14 January 2019

Quartz: A new German far-right party chooses a symbol with a dark past

The announcement has caused a stir in Germany and abroad. The logo of Poggenburg’s new party, Aufbruch der Deutschen Patrioten (Awakening of German Patriots), will feature a blue cornflower, which Austrian Nazis used as a secret symbol to recognize each other when their party was banned in the country in 1933. As historian Bernhard Weidinger told the BBC, “the cornflower is a complicated symbol” in more ways than one. It is also known as “the kaiser’s flower” because it was once a favorite of German Kaiser Wilhelm I, the first German emperor.
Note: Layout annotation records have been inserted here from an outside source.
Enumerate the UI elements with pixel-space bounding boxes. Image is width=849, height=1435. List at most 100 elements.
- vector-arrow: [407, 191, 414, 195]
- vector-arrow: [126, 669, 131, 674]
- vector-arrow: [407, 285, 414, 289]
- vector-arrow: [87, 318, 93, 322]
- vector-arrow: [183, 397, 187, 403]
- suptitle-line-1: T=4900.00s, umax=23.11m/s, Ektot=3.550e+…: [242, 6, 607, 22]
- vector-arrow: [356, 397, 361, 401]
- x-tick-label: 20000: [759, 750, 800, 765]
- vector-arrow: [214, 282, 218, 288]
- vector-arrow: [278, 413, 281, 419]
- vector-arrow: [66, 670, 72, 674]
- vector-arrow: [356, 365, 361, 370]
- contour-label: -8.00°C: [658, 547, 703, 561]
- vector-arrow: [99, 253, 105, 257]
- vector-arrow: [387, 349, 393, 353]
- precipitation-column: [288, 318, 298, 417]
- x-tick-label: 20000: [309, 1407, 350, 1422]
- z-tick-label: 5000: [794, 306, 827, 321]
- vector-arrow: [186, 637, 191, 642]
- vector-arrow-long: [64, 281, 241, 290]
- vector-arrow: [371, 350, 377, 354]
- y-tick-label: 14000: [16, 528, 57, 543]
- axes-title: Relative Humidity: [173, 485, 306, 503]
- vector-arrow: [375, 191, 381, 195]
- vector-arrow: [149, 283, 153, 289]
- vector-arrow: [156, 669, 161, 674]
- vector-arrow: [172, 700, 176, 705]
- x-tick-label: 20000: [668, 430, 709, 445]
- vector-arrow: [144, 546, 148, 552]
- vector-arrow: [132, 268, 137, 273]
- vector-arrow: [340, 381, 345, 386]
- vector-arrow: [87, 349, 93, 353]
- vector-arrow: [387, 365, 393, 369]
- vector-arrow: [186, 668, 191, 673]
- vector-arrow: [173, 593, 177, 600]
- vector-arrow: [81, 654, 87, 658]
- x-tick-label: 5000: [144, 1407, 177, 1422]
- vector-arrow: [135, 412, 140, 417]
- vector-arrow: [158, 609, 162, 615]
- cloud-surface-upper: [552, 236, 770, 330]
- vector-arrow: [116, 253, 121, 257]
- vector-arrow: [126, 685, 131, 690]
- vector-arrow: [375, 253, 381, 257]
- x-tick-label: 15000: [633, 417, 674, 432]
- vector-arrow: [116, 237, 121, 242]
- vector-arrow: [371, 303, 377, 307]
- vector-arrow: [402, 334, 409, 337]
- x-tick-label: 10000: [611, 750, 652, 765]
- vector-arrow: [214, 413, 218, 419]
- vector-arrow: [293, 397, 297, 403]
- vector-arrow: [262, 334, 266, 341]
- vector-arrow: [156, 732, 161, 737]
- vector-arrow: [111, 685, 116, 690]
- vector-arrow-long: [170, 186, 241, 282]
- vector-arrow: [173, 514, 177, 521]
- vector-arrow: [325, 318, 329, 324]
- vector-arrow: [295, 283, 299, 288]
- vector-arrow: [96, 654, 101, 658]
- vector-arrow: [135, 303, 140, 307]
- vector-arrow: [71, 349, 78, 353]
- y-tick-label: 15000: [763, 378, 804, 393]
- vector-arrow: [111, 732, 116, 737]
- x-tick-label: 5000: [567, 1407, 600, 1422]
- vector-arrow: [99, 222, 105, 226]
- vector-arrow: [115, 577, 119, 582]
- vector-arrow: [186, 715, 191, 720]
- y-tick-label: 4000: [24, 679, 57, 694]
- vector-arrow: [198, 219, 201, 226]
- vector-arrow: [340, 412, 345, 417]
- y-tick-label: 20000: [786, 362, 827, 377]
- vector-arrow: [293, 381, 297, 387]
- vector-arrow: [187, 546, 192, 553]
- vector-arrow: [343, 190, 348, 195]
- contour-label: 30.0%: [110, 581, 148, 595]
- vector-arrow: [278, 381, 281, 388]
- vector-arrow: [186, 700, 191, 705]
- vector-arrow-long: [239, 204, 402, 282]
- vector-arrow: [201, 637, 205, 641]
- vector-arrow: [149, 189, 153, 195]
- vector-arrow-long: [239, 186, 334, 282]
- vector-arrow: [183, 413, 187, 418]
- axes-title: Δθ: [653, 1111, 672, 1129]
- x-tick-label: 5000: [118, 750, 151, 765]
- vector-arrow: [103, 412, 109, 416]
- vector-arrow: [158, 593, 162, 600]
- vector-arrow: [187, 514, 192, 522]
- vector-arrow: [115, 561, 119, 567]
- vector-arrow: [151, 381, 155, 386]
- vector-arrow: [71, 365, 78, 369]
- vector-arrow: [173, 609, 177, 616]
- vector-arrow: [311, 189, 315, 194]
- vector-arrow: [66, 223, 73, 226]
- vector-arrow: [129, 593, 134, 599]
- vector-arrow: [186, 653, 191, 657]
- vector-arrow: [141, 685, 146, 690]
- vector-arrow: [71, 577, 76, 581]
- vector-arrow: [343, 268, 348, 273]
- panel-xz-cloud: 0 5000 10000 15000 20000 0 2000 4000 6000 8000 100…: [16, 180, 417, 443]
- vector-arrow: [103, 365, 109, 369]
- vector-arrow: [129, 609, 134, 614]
CNN notes that the cornflower has continued to be associated with nationalism and the far-right in recent history; Austria’s far-right Freedom Party adopted it as a symbol, eventually ditching it in 2017. [...]

But Poggenburg is far from an aberration within a German far-right that often flirts with Nazi symbolism or language. In 2016 Frauke Petry, the former chair of AfD, gave an interview in which she argued in favor of de-stigmatizing völkisch, a word used by German Nazis to allude to a person’s race. And in January 2017 Björn Höcke, an AfD politician, “attacked Germany’s national Holocaust memorial and the country’s devotion to teaching its citizens about Nazi genocide,” according to German broadcaster Deutsche Welle (DW).